If I could use generation then `retrieval_utils` and **Regex based OCR cleaning is not required** (at all). This project taught me the power of generative LLMs and how they can seemingly do anything that's told to. Given use-case doesn't require a **Paid** API though, I am sure a `1B` Ollama or HuggingFace model would suffice. I also finally learned how to add citations in retrieval through `metadata` (from Chroma Docs). While I saw `rank-bm25` was the most used bm25 implementation, I saw `bm25s` in a HuggingFace Blog and was fascinated by its lightweighted-ness.
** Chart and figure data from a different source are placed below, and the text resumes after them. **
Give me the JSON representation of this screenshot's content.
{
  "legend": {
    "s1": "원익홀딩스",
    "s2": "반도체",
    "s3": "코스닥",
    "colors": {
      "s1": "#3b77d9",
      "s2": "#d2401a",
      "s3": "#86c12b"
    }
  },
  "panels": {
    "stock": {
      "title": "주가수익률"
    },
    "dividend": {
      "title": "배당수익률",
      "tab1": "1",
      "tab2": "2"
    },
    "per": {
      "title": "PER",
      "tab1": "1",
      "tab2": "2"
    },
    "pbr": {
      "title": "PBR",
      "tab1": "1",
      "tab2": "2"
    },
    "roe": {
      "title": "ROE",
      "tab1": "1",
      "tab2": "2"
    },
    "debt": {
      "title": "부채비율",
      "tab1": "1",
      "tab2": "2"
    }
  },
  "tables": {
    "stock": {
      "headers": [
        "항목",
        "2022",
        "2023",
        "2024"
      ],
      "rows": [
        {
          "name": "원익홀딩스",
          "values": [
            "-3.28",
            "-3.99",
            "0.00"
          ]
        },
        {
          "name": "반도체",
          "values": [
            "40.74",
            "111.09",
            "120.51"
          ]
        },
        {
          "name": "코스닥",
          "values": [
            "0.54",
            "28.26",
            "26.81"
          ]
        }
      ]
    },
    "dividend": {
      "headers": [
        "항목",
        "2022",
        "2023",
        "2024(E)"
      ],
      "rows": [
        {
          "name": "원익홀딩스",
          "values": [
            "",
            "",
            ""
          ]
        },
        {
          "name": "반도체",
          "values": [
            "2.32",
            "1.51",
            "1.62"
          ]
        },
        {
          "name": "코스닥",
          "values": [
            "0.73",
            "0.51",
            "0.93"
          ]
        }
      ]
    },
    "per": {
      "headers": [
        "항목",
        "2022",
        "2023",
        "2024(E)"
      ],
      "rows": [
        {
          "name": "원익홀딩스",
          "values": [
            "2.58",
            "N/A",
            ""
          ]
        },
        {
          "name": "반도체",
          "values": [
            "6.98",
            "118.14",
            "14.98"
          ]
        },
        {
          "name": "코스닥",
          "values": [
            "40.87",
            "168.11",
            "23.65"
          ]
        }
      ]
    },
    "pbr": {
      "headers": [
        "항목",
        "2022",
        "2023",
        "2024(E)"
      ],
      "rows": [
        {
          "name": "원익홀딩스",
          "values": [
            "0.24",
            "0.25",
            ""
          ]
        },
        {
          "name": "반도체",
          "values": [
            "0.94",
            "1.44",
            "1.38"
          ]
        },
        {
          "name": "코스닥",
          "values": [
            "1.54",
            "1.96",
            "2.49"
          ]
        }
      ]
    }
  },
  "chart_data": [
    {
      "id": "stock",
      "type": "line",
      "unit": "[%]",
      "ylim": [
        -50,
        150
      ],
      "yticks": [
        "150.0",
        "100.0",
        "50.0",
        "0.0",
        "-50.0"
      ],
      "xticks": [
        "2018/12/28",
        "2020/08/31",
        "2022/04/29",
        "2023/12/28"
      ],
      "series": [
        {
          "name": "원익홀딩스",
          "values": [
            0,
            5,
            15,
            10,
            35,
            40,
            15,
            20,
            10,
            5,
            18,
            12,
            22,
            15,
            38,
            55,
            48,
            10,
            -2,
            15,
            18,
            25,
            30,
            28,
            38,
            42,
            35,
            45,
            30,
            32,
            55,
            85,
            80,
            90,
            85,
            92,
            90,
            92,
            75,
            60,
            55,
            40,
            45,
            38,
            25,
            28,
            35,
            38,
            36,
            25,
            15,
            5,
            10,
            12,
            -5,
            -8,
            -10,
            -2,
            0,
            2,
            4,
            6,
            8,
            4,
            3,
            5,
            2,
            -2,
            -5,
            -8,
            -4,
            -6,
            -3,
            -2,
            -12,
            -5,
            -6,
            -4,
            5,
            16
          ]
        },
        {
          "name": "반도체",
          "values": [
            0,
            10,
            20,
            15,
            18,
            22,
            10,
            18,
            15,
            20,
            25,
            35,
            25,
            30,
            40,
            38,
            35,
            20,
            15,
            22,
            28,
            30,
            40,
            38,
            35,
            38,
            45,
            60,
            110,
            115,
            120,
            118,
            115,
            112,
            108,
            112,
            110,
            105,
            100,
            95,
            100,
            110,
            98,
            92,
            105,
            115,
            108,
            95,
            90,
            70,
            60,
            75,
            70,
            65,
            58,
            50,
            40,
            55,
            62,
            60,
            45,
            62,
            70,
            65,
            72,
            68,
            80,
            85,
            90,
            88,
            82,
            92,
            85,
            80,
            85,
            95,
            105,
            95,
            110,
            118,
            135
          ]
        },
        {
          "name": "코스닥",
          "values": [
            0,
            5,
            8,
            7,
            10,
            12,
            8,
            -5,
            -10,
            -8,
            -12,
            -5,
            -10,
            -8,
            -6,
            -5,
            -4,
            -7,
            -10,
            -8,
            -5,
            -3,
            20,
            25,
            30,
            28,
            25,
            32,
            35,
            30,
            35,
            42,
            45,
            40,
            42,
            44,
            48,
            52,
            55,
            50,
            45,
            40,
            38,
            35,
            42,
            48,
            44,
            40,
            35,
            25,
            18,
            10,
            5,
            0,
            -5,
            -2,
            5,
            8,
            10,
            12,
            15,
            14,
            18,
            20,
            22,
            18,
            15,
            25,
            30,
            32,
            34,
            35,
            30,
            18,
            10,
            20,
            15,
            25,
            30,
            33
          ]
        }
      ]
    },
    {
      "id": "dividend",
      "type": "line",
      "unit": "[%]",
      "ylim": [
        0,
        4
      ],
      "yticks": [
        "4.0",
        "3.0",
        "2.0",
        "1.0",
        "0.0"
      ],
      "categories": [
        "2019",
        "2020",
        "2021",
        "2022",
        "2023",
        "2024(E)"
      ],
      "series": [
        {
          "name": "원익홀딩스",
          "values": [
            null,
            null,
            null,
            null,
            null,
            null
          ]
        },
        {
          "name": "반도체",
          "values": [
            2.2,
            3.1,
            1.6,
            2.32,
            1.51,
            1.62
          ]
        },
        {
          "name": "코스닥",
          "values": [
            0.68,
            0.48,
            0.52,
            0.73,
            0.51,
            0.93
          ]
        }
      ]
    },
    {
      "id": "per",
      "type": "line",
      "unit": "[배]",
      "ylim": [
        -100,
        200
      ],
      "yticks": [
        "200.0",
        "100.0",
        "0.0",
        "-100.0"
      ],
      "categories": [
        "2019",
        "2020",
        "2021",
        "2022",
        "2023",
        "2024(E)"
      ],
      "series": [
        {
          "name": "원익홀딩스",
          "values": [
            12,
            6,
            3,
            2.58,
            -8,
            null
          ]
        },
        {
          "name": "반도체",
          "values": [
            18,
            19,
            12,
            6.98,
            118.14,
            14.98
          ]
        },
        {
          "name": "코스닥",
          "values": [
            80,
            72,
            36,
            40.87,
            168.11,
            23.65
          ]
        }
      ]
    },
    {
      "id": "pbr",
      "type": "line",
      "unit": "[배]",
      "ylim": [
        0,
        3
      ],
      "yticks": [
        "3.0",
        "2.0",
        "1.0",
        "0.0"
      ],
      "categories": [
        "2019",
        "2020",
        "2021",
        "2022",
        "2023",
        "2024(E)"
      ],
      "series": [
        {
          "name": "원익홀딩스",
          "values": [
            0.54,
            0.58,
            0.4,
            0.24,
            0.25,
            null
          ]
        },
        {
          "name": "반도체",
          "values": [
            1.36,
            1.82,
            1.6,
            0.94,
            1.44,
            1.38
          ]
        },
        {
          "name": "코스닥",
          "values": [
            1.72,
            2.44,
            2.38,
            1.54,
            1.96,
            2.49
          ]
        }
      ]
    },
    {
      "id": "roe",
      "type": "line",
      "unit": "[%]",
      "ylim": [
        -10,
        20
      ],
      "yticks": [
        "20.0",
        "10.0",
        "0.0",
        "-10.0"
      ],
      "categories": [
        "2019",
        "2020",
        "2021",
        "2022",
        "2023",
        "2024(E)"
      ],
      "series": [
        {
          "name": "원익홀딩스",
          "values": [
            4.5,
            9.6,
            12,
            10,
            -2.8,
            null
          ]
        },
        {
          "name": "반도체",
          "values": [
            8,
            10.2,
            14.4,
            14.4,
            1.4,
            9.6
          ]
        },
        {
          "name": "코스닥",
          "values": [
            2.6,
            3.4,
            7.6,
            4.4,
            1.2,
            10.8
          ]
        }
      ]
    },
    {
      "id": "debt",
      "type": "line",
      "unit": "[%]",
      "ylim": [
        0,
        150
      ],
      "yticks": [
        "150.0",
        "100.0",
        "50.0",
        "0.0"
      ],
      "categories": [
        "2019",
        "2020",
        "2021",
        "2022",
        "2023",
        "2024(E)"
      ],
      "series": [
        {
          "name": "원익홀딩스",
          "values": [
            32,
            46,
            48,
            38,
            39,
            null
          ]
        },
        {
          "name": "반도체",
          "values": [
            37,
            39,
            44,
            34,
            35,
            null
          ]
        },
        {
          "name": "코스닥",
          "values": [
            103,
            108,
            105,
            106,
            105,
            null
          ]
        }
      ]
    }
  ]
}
To further make the project lightweight I chose not to use many NLP based libraries which might have affected my result quality. Using `Chroma` and `PyMuPDF` were my personal choices given my previous experience using them. We could have definitely reduced some weight with `FAISS` but then `SentenceTransformers` is required which has a dependency on `torch` and other heavy dependencies. It didn't seem worth it.